Servers can be virtual, physical, or part of hybrid solutions that can be in the cloud, in a data center, or on-premises. In such a scenario load balancing has to work across diverse platforms, as users are required to achieve the greatest output with the lowest response time. The load balancing process can be considered as a traffic cop, as it routes all incoming requests and data across all servers. In this process, it is also ensured that no single server is overworked and it efficiently handles the chaotic situation. If a server goes down, the load balancer automatically redirects traffic and if a new server is included in the server pool, then its resource is automatically allocated by the load balancer.
Benefits of Load Balancing
Load balancing not only provides high availability to businesses and companies but also serves other valuable advantages:
- Load balancing provides a quick and qualitative response to demand if there is an increase in transactions.
- Load balancing makes sure that high availability is achieved in case of platform transitions.
- Load balancing reduces a system slowdown if the user is running a different version of an application in two distinct environments.
- When using Kubernetes load balancers, users have the very best data monitoring and analytics, as it improves server utilization, provides faster data transactions, and reduces system down events.
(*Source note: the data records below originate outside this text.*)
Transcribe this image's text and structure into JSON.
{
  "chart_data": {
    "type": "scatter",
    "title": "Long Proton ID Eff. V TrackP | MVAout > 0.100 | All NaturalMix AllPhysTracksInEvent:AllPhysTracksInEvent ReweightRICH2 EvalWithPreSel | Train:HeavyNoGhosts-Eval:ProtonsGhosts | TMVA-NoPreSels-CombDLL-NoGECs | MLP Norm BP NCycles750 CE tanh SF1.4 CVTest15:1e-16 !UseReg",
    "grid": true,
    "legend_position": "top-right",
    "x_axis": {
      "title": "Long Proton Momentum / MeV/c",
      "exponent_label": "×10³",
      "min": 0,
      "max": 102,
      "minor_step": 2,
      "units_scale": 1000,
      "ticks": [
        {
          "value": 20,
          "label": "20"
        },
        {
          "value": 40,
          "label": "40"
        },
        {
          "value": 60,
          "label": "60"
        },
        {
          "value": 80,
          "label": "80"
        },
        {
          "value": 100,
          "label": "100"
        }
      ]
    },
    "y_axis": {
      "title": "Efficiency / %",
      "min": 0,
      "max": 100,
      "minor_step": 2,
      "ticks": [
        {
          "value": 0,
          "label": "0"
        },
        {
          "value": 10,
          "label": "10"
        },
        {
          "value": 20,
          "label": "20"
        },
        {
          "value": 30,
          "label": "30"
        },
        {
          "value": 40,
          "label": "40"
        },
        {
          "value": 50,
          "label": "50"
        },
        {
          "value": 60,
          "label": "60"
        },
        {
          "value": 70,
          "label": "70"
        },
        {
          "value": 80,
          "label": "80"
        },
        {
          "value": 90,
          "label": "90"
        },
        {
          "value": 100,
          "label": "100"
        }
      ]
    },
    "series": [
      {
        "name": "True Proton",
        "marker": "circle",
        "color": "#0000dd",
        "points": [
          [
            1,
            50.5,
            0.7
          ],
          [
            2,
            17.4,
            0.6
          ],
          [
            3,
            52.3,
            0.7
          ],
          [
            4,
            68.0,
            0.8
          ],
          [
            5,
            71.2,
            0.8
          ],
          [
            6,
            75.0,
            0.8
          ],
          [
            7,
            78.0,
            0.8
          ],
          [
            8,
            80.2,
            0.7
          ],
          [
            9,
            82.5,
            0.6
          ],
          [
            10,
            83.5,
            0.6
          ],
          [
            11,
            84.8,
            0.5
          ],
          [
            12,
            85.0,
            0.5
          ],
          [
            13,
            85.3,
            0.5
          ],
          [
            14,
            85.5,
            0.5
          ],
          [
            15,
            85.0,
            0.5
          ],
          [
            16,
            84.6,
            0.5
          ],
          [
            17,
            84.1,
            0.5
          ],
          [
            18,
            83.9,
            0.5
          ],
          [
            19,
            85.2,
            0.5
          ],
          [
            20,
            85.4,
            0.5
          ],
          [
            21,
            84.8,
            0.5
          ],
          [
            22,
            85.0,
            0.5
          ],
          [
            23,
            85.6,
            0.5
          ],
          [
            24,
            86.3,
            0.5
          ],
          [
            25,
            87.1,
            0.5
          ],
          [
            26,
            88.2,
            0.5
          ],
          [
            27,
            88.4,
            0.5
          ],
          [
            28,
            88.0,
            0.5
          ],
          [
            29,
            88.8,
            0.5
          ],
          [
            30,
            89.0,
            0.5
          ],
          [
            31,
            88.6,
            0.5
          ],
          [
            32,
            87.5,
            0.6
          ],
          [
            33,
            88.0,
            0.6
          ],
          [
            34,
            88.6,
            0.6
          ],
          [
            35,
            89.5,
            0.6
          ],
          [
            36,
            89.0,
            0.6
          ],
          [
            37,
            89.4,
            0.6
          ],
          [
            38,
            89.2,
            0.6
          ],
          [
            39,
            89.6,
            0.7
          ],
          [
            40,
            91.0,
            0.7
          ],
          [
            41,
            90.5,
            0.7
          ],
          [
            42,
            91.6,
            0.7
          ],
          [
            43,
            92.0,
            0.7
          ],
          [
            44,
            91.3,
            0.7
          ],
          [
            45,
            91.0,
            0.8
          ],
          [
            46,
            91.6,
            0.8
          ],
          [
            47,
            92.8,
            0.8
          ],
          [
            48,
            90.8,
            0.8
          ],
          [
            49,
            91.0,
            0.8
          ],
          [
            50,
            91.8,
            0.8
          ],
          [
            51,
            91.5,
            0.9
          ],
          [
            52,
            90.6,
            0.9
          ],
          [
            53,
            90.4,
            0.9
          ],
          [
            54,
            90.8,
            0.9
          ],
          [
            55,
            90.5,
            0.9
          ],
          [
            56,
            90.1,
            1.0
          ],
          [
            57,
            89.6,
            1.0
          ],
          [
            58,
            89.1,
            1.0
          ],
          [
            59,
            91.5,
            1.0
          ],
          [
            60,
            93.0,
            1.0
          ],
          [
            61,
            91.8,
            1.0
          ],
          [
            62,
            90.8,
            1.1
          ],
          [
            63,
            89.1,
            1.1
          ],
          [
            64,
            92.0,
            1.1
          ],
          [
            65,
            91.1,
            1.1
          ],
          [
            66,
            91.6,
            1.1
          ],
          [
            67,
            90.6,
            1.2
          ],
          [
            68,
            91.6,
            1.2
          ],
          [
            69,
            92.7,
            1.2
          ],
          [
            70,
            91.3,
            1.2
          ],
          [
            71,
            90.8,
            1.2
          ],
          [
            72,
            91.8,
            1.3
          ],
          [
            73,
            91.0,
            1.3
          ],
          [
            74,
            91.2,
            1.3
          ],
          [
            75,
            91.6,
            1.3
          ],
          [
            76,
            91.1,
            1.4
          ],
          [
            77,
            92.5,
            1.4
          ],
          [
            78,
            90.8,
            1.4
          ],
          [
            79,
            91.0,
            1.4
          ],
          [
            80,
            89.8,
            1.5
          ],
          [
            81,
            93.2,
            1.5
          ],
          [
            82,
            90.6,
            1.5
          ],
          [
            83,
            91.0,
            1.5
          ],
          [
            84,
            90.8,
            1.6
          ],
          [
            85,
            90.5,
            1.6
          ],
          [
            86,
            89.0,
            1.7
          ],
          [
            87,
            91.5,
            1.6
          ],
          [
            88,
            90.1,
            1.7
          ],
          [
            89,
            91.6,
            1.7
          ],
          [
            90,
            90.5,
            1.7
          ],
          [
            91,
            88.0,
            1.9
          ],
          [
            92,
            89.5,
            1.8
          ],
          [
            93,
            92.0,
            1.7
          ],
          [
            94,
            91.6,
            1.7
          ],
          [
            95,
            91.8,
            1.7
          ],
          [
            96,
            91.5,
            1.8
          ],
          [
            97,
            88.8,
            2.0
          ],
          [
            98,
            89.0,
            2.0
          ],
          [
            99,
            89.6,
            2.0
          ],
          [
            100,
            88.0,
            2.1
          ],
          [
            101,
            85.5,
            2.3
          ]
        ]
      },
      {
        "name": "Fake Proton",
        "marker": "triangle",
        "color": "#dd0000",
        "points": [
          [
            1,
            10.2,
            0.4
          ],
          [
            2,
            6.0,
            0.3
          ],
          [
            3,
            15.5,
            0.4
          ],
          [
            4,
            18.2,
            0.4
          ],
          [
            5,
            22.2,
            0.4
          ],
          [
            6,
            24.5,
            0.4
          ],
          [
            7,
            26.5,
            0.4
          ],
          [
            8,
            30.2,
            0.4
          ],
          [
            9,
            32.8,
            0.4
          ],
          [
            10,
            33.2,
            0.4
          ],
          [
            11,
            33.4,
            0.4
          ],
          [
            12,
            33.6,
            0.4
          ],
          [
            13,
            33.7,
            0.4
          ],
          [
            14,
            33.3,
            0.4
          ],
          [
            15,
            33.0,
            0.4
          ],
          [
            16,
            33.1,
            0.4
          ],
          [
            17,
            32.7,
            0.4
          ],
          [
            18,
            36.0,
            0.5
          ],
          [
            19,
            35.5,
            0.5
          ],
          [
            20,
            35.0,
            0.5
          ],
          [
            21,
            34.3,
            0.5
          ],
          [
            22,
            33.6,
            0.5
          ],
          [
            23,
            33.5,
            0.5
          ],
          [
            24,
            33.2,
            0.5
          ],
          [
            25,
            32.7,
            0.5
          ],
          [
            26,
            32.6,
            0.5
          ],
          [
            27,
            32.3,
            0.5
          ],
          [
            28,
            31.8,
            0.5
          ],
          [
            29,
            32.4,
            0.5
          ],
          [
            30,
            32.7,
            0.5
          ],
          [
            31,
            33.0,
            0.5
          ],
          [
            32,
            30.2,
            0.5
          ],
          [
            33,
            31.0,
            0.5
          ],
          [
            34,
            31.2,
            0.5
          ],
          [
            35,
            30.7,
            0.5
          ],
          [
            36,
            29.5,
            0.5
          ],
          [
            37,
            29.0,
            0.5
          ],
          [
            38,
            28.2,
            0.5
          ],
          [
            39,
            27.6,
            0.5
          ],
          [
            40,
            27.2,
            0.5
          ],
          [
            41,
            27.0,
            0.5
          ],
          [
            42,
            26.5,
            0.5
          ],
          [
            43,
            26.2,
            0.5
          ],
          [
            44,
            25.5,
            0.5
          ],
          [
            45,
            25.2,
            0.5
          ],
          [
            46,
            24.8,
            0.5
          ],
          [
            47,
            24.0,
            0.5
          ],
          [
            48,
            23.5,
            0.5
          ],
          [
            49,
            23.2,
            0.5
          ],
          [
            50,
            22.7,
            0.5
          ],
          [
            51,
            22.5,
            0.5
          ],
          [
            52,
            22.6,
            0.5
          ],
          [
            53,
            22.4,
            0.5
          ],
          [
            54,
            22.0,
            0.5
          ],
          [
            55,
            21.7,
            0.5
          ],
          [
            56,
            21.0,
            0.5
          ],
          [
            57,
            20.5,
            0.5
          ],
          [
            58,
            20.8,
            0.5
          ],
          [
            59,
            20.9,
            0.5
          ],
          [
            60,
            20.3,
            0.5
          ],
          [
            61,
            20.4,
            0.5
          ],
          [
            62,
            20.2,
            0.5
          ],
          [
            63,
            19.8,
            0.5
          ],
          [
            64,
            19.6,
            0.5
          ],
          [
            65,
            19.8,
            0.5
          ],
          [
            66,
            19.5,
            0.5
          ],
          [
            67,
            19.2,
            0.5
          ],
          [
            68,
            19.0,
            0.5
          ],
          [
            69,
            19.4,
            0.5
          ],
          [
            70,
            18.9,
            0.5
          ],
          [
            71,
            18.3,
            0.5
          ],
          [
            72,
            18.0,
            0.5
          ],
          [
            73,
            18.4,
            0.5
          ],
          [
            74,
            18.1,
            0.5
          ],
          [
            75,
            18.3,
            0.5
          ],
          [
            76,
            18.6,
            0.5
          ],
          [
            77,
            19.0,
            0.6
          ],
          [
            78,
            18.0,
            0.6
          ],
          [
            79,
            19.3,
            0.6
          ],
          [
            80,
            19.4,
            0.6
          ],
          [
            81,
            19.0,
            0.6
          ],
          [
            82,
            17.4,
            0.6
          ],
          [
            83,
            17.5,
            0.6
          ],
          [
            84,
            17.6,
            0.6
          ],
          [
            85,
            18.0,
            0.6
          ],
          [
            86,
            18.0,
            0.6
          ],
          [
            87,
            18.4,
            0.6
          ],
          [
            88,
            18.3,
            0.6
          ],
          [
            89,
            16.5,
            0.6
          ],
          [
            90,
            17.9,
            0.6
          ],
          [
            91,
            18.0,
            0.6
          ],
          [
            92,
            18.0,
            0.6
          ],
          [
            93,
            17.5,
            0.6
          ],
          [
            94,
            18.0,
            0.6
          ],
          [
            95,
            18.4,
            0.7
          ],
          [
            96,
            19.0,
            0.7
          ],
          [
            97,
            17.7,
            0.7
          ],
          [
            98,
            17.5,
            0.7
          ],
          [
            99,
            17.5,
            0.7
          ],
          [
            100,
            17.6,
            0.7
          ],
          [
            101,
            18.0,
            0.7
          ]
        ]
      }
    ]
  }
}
- During maintenance, outages are reduced because users are routed to online servers.
Types of Load Balancers in Kubernetes
Kubernetes load balancer is the process of task distributions over a set of resources that results in quick and efficient processing. The tasks are evenly distributed to prevent the overloading of computer nodes and also optimize the response time. In Kubernetes, two types of load balancers are there, internal load balancers and external load balancers. Internal load balancers send information across containers within the same Virtual Private Cloud. The External Load Balancers send external HTTP requests directly into a cluster along with an IP address and then the cluster sends internet traffic to nodes identified by ports.
How does Kubernetes Load Balancer Work?
Kubernetes load balancer focuses on two functions, the first is to expose Kubernetes services to the outside world and the second is to balance network traffic loads to those services. Containers that are related by function in Kubernetes are organized into pods and all related pods are organized into a service. Kubernetes automatically create and destroy pods as required because these are not designed to be persistent. Every pod comes with a new IP address and since pods are not consistent even their IP address is also not consistent. Nevertheless, a stable ClusterIP is assigned to a group of pods that can be accessed within that Kubernetes cluster only. These pods can be accessed by other Kubernetes containers within a service through a Cluster that are not accessible from outside the cluster. Thus, to handle all requests from outside the cluster and pass traffic along the services, users will require a load balancer. The other type of load balancer is the true network traffic load balancing. It distributes network traffic to services as per predetermined algorithms.